Conforming ‘In the Shadow of Giants’, Part 1: Defining Our Terms
In the Land of Digital Video Postproduction, there is nothing more filled with pitfalls and traps than moving your timeline between software platforms. Forum message boards are littered with tales of woe; intelligent people brought to anger by the complexity of the task. And this task—moving timelines from one app to another—has a name, ‘Conforming’. This Insight kicks off a multi-part series by asking, “What is the ‘Golden Rule of Conforming Timelines’?”
But first, what is ‘Conforming A Timeline’?
This Insight will dig deep into a project Patrick recently conformed… and it was a bitch. The timeline had a series of unusual properties that don’t translate very well between different software apps. It was edited in Premiere Pro CC and exported via XML into DaVinci Resolve. But before we even begin to talk about the Golden Rule of Conforming a Timeline, we need to discuss what the heck we mean by the term ‘Conforming’? Different people apply different meanings.

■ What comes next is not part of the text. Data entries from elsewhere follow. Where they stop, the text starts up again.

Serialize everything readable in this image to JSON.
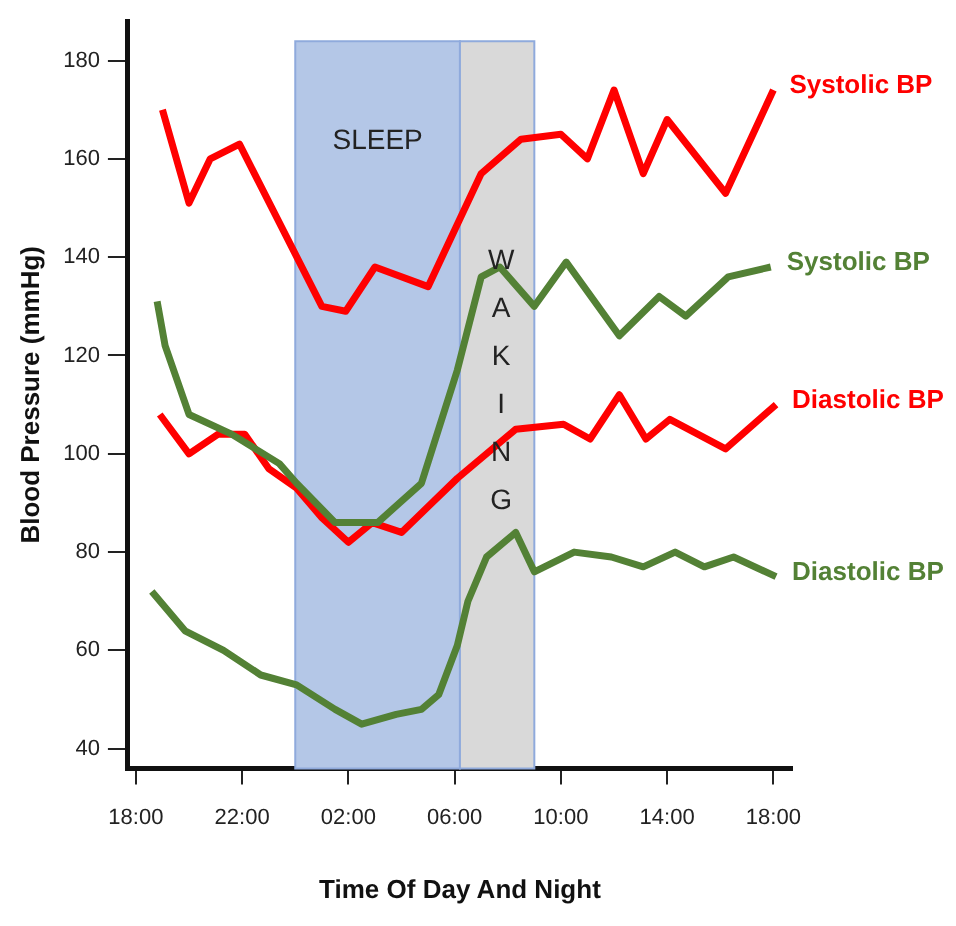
{
  "chart_data": {
    "type": "line",
    "xlabel": "Time Of Day And Night",
    "ylabel": "Blood Pressure (mmHg)",
    "xlim": [
      "--01-01T17:42",
      "--01-02T18:42"
    ],
    "ylim": [
      36,
      188
    ],
    "xticks": [
      {
        "value": "--01-01T18:00",
        "label": "18:00"
      },
      {
        "value": "--01-01T22:00",
        "label": "22:00"
      },
      {
        "value": "--01-02T02:00",
        "label": "02:00"
      },
      {
        "value": "--01-02T06:00",
        "label": "06:00"
      },
      {
        "value": "--01-02T10:00",
        "label": "10:00"
      },
      {
        "value": "--01-02T14:00",
        "label": "14:00"
      },
      {
        "value": "--01-02T18:00",
        "label": "18:00"
      }
    ],
    "yticks": [
      40,
      60,
      80,
      100,
      120,
      140,
      160,
      180
    ],
    "grid": false,
    "legend": false,
    "marker": "none",
    "line_style": "solid",
    "bands": [
      {
        "axis": "x",
        "from": "--01-02T00:00",
        "to": "--01-02T06:12",
        "label": "SLEEP",
        "color": "#b4c7e7"
      },
      {
        "axis": "x",
        "from": "--01-02T06:12",
        "to": "--01-02T09:00",
        "label": "WAKING",
        "color": "#d9d9d9"
      }
    ],
    "series": [
      {
        "name": "Systolic BP",
        "color": "#ff0000",
        "x": [
          "--01-01T19:00",
          "--01-01T20:00",
          "--01-01T20:48",
          "--01-01T21:54",
          "--01-02T01:00",
          "--01-02T01:54",
          "--01-02T03:00",
          "--01-02T05:00",
          "--01-02T07:00",
          "--01-02T08:30",
          "--01-02T10:00",
          "--01-02T11:00",
          "--01-02T12:00",
          "--01-02T13:06",
          "--01-02T14:00",
          "--01-02T16:12",
          "--01-02T18:00"
        ],
        "values": [
          170,
          151,
          160,
          163,
          130,
          129,
          138,
          134,
          157,
          164,
          165,
          160,
          174,
          157,
          168,
          153,
          174
        ]
      },
      {
        "name": "Systolic BP",
        "color": "#538135",
        "x": [
          "--01-01T18:48",
          "--01-01T19:06",
          "--01-01T20:00",
          "--01-01T21:36",
          "--01-01T23:24",
          "--01-02T00:03",
          "--01-02T01:30",
          "--01-02T03:06",
          "--01-02T04:45",
          "--01-02T06:06",
          "--01-02T07:00",
          "--01-02T07:42",
          "--01-02T09:00",
          "--01-02T10:12",
          "--01-02T12:12",
          "--01-02T13:42",
          "--01-02T14:42",
          "--01-02T16:18",
          "--01-02T17:54"
        ],
        "values": [
          131,
          122,
          108,
          104,
          98,
          94,
          86,
          86,
          94,
          117,
          136,
          138,
          130,
          139,
          124,
          132,
          128,
          136,
          138
        ]
      },
      {
        "name": "Diastolic BP",
        "color": "#ff0000",
        "x": [
          "--01-01T18:54",
          "--01-01T20:00",
          "--01-01T21:06",
          "--01-01T22:06",
          "--01-01T23:00",
          "--01-02T00:03",
          "--01-02T01:00",
          "--01-02T02:00",
          "--01-02T02:54",
          "--01-02T04:00",
          "--01-02T06:06",
          "--01-02T08:18",
          "--01-02T10:06",
          "--01-02T11:06",
          "--01-02T12:12",
          "--01-02T13:12",
          "--01-02T14:06",
          "--01-02T16:12",
          "--01-02T18:06"
        ],
        "values": [
          108,
          100,
          104,
          104,
          97,
          93,
          87,
          82,
          86,
          84,
          95,
          105,
          106,
          103,
          112,
          103,
          107,
          101,
          110
        ]
      },
      {
        "name": "Diastolic BP",
        "color": "#538135",
        "x": [
          "--01-01T18:36",
          "--01-01T19:51",
          "--01-01T21:18",
          "--01-01T22:42",
          "--01-02T00:03",
          "--01-02T01:30",
          "--01-02T02:30",
          "--01-02T03:48",
          "--01-02T04:45",
          "--01-02T05:24",
          "--01-02T06:06",
          "--01-02T06:30",
          "--01-02T07:12",
          "--01-02T08:18",
          "--01-02T09:00",
          "--01-02T10:30",
          "--01-02T11:54",
          "--01-02T13:06",
          "--01-02T14:18",
          "--01-02T15:24",
          "--01-02T16:30",
          "--01-02T18:06"
        ],
        "values": [
          72,
          64,
          60,
          55,
          53,
          48,
          45,
          47,
          48,
          51,
          61,
          70,
          79,
          84,
          76,
          80,
          79,
          77,
          80,
          77,
          79,
          75
        ]
      }
    ]
  }
}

Here on Mixing Light Dan, Pat and Robbie generally use the term identically. In this video Insight, you’ll learn specifically what they mean by ‘conforming’ and the end goal of the conform. Specifically, you’ll learn when you can absolutely positively state, “The Conform is finished and the color correction can begin.”
Why bother with ‘Conforming’?
Inevitably when talking about Conforming someone asks, “Why bother with Conforming? If it’s so difficult then just have the client render out a ‘flat’ movie and cut it up in Resolve using the Scene Cut Detector?”
That’s a great question. And the answer is simple: If your client specifically shot RAW then conforming their timeline back to the Camera Original footage gives you access to the RAW data. I’ve seen many jobs go sideways where the client decided to render out their RAW footage to a traditional codec—and get burned later. By rendering they lost access to the camera originals. In RAW workflows, often our clients think they’re saving time by skipping the Conform. But later they discover they compromised their final images by abandoning their RAW pipeline.
Conforming also provides editorial flexibility, post-color correction
As we all know, ‘picture lock’ never is. Clients almost always want to make changes – even after the color correct. If you grade using the camera original footage then you can render out each shot with extra frames. These 12-48 frames of ‘handles’ allows the editor to make slight tweaks to their timeline after the job has left the color grading suite. They don’t need to come back to you later (and pay you extra) simply to render out a few extra frames.
This Insight series will show you the Conform process I’m going through for a project that Mixing Light produced.
‘In the Shadow of Giants’ is available for purchase as a Color Correction Practice Project
This 10-minute short film was lensed in the late Spring of this year and color grading is wrapping up as I type this. It’s a terrific practice project with everything you’d hope…
- 10 minutes, 200 shots: Perfect for working on your color correction muscle memory and simulating a beefy job
- Mix of codecs: With CinameDNG, ProRes, and .h264 this project is typical of a modern documentary or corporate storytelling piece. There are some terrific images that ‘grade up’ easily and others that have serious problems
- Mix of cameras: Blackmagic Cinema Camera, Canon C100, Xenmuse X5 on an Osmo Mount – which all need to be graded into a seamless stream of images
- Time-lapse footage that gives you an easy opportunity to work on your keyframing skills
- Strong story, set in Paris with good music: It’s easy to watch and listen to with a solid narrative that makes this feel like a ‘real job’… because it was designed, produced and shot like a real job.
This ‘Conforming Giants’ series highlights the bit of the workflow we can’t provide you
Giants was a 7-day shoot. The final hard drive had over 800GB of source material. Obviously, we can’t provide the entire hard drive as a download. So we’ve conformed the final timeline and Media Managed it down to only the footage needed to recreate the timeline. This ‘Conforming Giants’ series documents this process, so you can learn from that process too.
In the end, you’ll have Giants conformed to DaVinci Resolve, Final Cut Pro X and Premiere Pro CC (of course). The main thrust of this Insight will focus on DaVinci Resolve. But I’ll document the significant challenges presented by Final Cut Pro X, as well.